— Мы, — просто ответил Коля. — Вернемся и займемся этим.
Трамвай остановился у скверика, перед вокзалом. Коля не был здесь десять лет — с того памятного дня, как первый раз ступил на перрон. Он с удивлением обнаружил, что здесь ничего не изменилось, как будто и не прошло десяти лет. То же здание вокзала — приземистое, неуклюжее. «Почему оно мне тогда показалось красивым?» — подумал Коля. Такие же, как тогда, люди — с мешками, чемоданами, перевязанными крест-накрест бельевыми веревками, плачущие дети, издерганные матери и обалдевшие от суеты милиционеры и железнодорожники. Единственное новшество, которое автоматически отметил Коля, заключалось в огромном транспаранте: «Товарищ! Твоя обязанность помочь главной стройке страны! Новый автозавод-гигант решено строить в районе Нижнего Новгорода!» Транспарант протянулся через весь фасад вокзала, но, казалось, на него никто не обращал внимания.
Маша перехватила Колин огорченный взгляд:
— Уже обиделся — вижу. Ну как же — никому нет дела до главной стройки страны. Что же, по-твоему, все должны стоять перед этим лозунгом и митинговать!
— Ты как всегда права, дорогая, — грустно пошутил Коля. — Только десять лет назад именно так и было бы. У тебя нет ощущения, что мы утрачиваем какие-то очень важные свойства, а? Ты не думала, почему мы их утрачиваем?
— Не знаю… — Маша задумалась. — Прошла радость победы, прошла острота. Революция стала повседневностью. Я неправа?
— Может быть, — кивнул Коля. — Только я не исключаю и другое. Многие думали, что революция — это «ура-ура» и сплошная романтика. А это работа. Подчас — изнурительная, грязная работа… без «спасибо», без чипов и орденов. Не всем это понятно, не всем по нутру. Ладно, при случае поспорим.
…Вагон брали штурмом. Коля влез через окно, бросил на обе верхние полки чемодан и вещмешок, потом втащил Машу:
— Ничего. — Он вытер пот со лба. — Это до Порошина. Там полегчает.
— Вне всякого сомнения, — саркастически улыбнулась Маша. — Вот тебе простой пример: до семнадцатого года можно было ездить вполне прилично.
— Ты же отлично понимаешь, — обиделся Коля, — последствия разрухи: вагонов мало, пути не в порядке. Вот если лет эдак через двадцать такое будет. Да нет, не будет. Не может быть!
— Дай бог, — сказала Маша. — Попробуем уснуть?
Это прозвучало как нелепая шутка. Словно в ответ на Машино предложение из соседней секции донеслись заливистые переборы гармошки, чей-то звонкий голос запел:
Петербургские трущобы,
А я на Крестовском родился,
По кабакам я долго шлялся
И темным делом занялся!
— Как бы нас не обчистили, — вздохнула Маша.
— Отскочат, — сказал Коля. — Не детский сад.
Усталось, бессонные ночи, измотанные нервы брали свое. Незаметно для себя Коля и Маша заснули мертвым сном. Вагон покачивало на стыках, галдеж, переливы гармошки, пение, дым махорки и дешевых папирос — все это подействовало, как самое сильное снотворное.

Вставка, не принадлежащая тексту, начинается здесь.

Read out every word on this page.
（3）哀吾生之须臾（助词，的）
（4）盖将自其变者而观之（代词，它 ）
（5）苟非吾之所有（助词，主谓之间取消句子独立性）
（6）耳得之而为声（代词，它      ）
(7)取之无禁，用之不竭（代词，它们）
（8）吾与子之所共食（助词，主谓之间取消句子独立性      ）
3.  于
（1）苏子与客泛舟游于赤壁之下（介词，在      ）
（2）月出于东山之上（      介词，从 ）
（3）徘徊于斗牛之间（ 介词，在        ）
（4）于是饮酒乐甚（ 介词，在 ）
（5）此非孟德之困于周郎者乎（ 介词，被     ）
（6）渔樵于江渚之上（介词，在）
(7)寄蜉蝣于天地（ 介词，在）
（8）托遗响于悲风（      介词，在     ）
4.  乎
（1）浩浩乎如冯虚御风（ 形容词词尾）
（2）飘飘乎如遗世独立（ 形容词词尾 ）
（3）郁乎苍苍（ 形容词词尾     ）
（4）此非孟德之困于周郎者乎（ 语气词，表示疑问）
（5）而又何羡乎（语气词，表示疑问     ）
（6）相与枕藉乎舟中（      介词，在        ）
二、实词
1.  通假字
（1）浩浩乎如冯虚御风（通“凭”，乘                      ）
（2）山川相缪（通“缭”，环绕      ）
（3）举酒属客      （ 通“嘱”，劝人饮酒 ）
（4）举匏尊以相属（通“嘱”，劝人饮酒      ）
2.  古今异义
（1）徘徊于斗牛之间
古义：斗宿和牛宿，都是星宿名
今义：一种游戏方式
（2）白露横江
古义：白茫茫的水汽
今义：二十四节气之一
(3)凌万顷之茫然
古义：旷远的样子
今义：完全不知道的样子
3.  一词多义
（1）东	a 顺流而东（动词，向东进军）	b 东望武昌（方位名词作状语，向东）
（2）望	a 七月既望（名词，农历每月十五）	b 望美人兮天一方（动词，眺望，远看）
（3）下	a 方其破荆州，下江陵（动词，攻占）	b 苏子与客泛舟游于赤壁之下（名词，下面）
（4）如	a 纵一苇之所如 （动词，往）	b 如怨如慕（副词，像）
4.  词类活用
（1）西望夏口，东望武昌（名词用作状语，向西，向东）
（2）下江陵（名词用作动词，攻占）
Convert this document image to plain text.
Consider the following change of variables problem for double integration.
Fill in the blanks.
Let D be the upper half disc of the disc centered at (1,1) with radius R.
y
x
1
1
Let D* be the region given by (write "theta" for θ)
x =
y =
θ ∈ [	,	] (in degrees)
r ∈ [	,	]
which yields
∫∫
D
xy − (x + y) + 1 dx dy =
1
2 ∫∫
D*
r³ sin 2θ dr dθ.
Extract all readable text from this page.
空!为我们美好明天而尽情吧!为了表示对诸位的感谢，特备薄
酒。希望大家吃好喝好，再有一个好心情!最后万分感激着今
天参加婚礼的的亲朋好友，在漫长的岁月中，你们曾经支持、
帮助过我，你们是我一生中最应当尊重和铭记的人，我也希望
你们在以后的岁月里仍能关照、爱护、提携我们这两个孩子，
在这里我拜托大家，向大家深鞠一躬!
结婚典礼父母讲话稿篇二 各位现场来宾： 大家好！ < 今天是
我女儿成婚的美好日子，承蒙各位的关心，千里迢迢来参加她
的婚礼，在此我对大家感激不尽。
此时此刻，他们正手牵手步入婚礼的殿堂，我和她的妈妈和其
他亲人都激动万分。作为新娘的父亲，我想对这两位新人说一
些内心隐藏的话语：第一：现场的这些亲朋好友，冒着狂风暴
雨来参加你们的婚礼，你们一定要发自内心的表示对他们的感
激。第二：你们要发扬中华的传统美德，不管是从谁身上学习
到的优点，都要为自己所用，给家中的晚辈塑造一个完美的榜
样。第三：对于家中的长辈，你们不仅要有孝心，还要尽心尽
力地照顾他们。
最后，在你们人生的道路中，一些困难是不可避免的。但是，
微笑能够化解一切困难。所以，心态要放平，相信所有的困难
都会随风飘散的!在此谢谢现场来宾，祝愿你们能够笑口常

…Коля проснулся на станции — поезд стоял. Вдоль прохода, переступая через ноги, руки и головы, шел старичок проводник. В руках он держал грязный фонарь со стеариновой свечкой.
— Какая станция? — спросил Коля, зевая.
— Никольское, — отозвался проводник.
— Следующая — Балабино, — весело подтвердил снизу рыжеватый мужик в поддевке с тощим мешком за спиной. — А тебе какую надо?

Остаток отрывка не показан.